Oh hi, I’m really sorry. I was unloading the bags and I must have caught your wire, and pulled the front down. I hope you don’t mind, I borrowed a ladder and I’ve fixed it back up for you, so it doesn’t get damaged any more. I’ll get someone to come round later to fix it properly for you.’
The differences between these two experiences is subtle, but significant. Both are taking ownership, neither is trying to shift the blame. But whilst the first lot are being helpful, they lack a bit of the urgency you might expect a company to have when they’d left someone’s gutter hanging by a thread.
With the second chap, that sense of responsibility, of ownership, of urgency, is far more obvious, and the willingness to take on the effort for us.
This matters, because it’s not just the broken house that’s the problem. It’s the time that’s needed to get it fixed. The phone calls, the waiting in, the shifting of plans to accommodate someone having to come round. And this is the bit that often gets forgotten in the experiences we all have as customers nowadays.
Time is the scarcest resource we have. It’s finite. 4000 weeks, that’s all we get. If something goes wrong, am I confident a company will put it right? Yes, broadly, usually, I am. But am I confident it will be put right without me needing to invest time that I could otherwise be spending with family, with friends, at plays or exhibitions (if I want to sound intellectual), eating Dominos and watching football (if I want to sound truthful)? Absolutely not.
Long wait times on calls, slow webchats as agents deal with several customers at once, promised call backs that never appear, chasing companies to do what they say they’re going to do.
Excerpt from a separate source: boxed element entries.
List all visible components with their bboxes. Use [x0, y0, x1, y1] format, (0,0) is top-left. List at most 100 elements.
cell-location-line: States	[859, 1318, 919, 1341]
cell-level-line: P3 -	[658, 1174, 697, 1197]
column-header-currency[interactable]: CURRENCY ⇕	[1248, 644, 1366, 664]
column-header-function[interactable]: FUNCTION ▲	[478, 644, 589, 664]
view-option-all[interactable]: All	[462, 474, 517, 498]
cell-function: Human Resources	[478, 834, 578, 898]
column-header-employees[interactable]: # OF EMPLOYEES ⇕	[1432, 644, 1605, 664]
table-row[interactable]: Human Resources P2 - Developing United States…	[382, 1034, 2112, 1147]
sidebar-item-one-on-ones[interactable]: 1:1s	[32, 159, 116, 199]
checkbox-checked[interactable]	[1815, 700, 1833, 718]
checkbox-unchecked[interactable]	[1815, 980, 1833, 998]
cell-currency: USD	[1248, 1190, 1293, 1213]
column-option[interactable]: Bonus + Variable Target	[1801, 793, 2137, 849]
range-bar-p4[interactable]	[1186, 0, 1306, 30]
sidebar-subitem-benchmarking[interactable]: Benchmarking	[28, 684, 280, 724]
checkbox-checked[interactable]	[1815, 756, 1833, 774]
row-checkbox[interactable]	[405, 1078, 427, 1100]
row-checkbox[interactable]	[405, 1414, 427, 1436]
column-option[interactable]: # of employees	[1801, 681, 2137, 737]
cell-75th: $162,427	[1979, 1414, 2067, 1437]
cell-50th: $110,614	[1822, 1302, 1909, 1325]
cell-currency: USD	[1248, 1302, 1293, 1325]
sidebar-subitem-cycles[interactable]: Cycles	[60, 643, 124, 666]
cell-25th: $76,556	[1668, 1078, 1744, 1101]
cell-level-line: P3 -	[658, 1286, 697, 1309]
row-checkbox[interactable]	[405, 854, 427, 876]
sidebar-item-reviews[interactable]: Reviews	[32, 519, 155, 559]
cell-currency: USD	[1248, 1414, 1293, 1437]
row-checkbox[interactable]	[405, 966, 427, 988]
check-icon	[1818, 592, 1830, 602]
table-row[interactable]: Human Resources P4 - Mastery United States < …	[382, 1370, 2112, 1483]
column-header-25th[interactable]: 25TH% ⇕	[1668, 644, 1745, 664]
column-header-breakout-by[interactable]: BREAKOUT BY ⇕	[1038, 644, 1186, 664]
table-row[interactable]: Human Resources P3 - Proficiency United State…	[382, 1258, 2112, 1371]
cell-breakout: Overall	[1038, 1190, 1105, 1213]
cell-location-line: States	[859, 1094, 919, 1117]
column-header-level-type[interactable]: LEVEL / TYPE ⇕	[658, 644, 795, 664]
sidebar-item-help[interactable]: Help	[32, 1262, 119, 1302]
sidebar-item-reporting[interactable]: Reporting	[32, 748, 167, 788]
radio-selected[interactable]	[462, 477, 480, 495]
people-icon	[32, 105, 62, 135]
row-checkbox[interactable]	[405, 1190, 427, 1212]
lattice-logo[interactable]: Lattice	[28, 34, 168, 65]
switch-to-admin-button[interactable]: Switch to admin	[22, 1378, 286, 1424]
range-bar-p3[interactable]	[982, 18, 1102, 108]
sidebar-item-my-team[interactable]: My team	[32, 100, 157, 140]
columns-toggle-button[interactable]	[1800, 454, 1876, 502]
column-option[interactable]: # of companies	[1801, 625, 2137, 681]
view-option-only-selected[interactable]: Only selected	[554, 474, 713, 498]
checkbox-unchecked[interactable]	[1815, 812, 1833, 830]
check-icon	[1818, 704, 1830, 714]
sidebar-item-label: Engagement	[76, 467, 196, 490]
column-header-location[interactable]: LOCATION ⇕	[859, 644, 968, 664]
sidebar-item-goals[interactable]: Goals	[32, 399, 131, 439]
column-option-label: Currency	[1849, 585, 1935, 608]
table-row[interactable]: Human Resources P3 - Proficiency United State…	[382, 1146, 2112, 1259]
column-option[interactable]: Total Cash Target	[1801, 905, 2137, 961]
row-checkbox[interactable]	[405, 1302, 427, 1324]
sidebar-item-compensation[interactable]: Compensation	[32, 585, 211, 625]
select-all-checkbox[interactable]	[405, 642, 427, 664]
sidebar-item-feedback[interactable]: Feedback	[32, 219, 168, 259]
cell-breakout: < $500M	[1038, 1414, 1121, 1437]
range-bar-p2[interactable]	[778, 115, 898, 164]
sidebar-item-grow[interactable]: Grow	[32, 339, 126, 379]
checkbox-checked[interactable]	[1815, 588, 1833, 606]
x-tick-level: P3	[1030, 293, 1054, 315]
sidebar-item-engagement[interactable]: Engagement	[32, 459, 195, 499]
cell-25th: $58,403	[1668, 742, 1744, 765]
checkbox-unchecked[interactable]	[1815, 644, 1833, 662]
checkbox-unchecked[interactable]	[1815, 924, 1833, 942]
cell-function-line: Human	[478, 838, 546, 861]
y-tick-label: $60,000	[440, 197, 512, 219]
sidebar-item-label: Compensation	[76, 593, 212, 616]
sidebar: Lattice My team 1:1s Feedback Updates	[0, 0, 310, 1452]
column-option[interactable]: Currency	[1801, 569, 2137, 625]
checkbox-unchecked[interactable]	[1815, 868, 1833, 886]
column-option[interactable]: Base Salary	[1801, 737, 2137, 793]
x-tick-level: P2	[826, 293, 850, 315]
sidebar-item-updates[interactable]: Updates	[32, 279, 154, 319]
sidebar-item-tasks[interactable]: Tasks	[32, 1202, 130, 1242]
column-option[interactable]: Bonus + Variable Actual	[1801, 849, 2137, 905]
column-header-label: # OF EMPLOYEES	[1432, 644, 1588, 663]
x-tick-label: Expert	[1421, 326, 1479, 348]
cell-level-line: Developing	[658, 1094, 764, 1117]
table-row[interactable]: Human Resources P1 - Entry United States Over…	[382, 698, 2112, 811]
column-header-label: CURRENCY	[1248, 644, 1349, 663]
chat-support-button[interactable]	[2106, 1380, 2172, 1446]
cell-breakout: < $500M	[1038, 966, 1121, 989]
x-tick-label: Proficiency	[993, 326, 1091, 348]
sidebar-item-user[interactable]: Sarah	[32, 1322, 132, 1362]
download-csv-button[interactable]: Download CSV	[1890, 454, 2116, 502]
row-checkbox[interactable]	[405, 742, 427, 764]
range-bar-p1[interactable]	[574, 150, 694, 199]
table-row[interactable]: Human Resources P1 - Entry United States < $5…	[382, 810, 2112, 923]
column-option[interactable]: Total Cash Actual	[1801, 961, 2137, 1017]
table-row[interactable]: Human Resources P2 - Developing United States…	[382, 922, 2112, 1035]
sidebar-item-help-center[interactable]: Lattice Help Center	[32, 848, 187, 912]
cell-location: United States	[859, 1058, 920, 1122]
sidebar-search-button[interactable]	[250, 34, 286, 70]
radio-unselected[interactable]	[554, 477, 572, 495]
All examples of organisations taking for granted their customer’s time, for the sake of their own internal processes and decisions.
More than that, the time complaining and sorting issues is compounded by the time thinking about having to deal with these things, the cognitive load that gets created preparing, waiting, worrying about whether the situation will be resolved.
Mistakes happen, problems occur, and that’s the time the best companies step up. They’re easy to contact, they own the problem, and they let you know what’s going to be done, and when. That’s what gives customers their time back, puts their mind at rest, creates certainty that the problem is going to be solved.
And all that faff in the middle, the back and forth, wasteful for customers, expensive for the company? Well, they can just skip all of that.